Cela vous paraît fou ? Pourtant c’est un domaine dans lequel la recherche avance à grands pas. Tout récemment Ray Blanco et Gerald Celente s’y sont intéressés pour leur lettre d’investissement NewTech Insider. Ils ont ainsi recommandé à leurs lecteurs une entreprise spécialisée dans les cellules souches qui développent de petits organes, les organoïdes, destinés à mieux comprendre le fonctionnement de nos organes, leurs maladies, les traitements qui peuvent être utilisés pour les soigner.

A terme, et c’est une forme de Graal, ces organoïdes pourraient être cultivés en laboratoire pour devenir des organes matures. Nous pourrions alors envisager nos organes comme de simples pièces détachées qui seraient remplacées au gré de nos besoins, que l’on parle de maladie ou tout simplement de vieillissement. La culture d’organes pourrait alors remplacer le don d’organe.

C’est non seulement une possibilité scientifique, biologique, thérapeutique mais c’est aussi une nécessité. En effet, vous le savez, les greffes hétérologues (celles où le receveur n’est pas aussi le donneur) ne sont pas sans risques – dont celui du rejet de la greffe par le corps du receveur.

En outre, le nombre d’organes disponibles est en baisse constante, alors que la demande, elle, progresse. C’est un peu cynique mais le développement probable de voitures de plus en plus autonomes et intelligentes devrait participer à ce mouvement : en réduisant le nombre de décès sur la route, vous réduisez automatiquement le nombre d’organes disponibles.

Il semble donc nécessaire de trouver des solutions de rechange, de réfléchir à l’après-greffe. Une des solutions est une forme toute particulière de greffe : celle d’organes non pas prélevés ou donnés sur une personne mais d’organes cultivés en laboratoire, soit à partir des cellules du futur greffé (greffe autologue), soit à partir de cellules souches génériques.

Et, je vous le disais, c’est très loin d’être de la science-fiction.

Si nous ne parvenons pas encore à produire des organes « matures » en laboratoires, nous pouvons aujourd’hui créer des tissus spécialisés comme ceux de la peau, des tissus hépatiques (foie), des cartilages…

Rajoutons une dose d’incroyable à toute cette histoire : ces tissus et, à terme, ces organes sont et seront de plus en plus… imprimés en 3D.

Comment fonctionne cette impression en 3D, ou bio-impression ?

Sur des principes similaires à ceux d’une imprimante 3D classique. D’un côté, il vous faut une bio-encre. De l’autre, une bio-imprimante 3D.

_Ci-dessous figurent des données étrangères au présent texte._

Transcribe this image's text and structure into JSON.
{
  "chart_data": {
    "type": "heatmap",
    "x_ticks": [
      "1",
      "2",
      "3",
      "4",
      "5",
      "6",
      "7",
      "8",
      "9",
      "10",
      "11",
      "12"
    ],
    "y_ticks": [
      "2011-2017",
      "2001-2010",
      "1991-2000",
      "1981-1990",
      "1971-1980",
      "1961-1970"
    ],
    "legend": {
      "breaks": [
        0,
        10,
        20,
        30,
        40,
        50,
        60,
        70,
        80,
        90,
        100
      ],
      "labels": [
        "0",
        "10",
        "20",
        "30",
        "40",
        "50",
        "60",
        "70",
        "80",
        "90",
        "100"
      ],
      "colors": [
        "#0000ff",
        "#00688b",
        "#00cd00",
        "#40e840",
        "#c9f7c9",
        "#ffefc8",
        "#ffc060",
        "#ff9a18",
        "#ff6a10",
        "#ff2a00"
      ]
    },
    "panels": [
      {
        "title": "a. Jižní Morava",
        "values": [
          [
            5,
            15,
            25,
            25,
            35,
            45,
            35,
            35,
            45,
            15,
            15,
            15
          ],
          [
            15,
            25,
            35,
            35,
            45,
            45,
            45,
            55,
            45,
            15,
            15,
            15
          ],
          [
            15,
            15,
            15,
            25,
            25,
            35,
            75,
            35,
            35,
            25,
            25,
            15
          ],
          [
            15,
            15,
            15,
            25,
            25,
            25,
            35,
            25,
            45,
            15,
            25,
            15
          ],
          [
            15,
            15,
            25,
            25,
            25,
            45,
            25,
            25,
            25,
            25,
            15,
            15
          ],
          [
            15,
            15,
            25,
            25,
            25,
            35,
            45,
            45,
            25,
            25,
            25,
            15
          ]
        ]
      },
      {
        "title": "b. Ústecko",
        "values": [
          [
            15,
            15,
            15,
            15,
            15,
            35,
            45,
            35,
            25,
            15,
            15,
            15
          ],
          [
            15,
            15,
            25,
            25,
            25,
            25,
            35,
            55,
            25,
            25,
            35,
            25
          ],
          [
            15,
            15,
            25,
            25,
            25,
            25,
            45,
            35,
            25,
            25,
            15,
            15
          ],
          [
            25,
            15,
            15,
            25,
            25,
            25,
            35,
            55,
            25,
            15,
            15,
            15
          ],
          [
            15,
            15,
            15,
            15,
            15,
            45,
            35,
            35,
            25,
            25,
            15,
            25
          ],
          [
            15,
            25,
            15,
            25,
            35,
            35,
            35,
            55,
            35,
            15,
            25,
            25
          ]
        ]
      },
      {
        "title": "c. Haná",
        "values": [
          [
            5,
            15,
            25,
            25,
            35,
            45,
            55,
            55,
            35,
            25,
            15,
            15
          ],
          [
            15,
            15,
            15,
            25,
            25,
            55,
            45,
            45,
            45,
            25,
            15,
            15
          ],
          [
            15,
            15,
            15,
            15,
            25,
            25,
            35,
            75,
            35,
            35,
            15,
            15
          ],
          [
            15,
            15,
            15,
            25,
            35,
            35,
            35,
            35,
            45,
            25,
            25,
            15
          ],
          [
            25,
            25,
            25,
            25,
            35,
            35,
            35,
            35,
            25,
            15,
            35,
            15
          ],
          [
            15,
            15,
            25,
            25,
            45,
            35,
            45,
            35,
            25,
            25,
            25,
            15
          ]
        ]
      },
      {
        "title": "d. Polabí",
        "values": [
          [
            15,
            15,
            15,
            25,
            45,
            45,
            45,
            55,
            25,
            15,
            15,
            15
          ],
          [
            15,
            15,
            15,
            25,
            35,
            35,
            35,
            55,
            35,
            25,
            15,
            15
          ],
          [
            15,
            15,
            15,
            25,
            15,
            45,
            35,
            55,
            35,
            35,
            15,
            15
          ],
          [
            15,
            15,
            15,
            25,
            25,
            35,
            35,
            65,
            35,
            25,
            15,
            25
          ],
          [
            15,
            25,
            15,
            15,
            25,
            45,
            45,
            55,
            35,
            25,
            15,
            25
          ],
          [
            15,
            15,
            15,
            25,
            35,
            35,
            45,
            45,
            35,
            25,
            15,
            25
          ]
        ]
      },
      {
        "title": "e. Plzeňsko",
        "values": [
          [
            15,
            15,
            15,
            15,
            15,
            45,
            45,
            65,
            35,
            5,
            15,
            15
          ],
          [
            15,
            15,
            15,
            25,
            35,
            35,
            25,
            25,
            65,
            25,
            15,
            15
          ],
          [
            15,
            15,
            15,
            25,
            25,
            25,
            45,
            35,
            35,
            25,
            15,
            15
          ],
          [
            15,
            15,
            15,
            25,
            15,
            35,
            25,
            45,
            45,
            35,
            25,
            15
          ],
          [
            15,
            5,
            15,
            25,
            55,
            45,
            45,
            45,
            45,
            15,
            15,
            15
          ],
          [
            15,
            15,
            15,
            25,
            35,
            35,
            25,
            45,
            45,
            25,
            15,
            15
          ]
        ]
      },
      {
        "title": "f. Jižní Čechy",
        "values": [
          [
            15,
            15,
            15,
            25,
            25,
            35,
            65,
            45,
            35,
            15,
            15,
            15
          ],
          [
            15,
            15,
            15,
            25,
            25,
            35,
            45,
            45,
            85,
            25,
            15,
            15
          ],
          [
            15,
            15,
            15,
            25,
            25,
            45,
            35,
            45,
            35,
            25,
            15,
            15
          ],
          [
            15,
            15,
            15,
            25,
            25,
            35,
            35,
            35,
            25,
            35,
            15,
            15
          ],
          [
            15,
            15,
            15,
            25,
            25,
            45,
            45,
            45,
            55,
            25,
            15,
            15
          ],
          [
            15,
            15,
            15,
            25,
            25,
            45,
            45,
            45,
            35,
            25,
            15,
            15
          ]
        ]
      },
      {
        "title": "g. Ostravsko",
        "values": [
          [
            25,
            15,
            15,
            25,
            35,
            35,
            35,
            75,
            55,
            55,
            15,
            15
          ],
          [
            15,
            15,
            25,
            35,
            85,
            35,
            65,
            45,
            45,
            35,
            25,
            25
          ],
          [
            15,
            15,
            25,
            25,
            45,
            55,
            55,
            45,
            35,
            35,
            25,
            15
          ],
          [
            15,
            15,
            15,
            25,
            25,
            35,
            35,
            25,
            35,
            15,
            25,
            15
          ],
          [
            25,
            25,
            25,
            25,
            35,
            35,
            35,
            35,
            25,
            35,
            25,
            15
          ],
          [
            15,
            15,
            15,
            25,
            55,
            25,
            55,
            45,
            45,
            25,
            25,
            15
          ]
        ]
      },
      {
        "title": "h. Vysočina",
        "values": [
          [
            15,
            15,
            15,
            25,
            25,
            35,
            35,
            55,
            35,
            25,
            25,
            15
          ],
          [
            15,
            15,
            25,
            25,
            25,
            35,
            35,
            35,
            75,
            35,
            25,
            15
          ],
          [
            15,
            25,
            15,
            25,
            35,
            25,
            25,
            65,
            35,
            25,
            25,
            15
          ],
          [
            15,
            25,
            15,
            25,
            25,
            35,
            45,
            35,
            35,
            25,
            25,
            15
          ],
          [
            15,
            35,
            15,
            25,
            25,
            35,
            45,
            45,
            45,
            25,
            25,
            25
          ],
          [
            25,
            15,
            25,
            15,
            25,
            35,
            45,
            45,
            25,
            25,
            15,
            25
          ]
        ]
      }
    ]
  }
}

La bio-encre est formée de cellules, cultivées en laboratoire à partir de cellules prélevées sur un donneur ou des cellules souches ensuite différenciées in vitro. Ces cellules sont ajoutées à des biomatériaux destinés à favoriser le développement cellulaire et la formation de tissus.

Cellules et biomatériaux, qui constituent la bio-encre, servent à remplir la cartouche de la bio-imprimante 3D.

Passons maintenant à l’impression 3D. En amont, la structure du tissu que l’on souhaite obtenir est modélisée grâce à un logiciel – tout comme vous avez besoin d’un logiciel ou d’un fichier si vous souhaitez imprimer un objet en 3D.

Plusieurs techniques d’impression sont ensuite possibles et qui rappellent une nouvelle fois le monde de l’impression classique (bio-impression par jet d’encre, bio-impression assistée par laser ou bio-extrusion). Chacune a ses avantages, chacune ses inconvénients.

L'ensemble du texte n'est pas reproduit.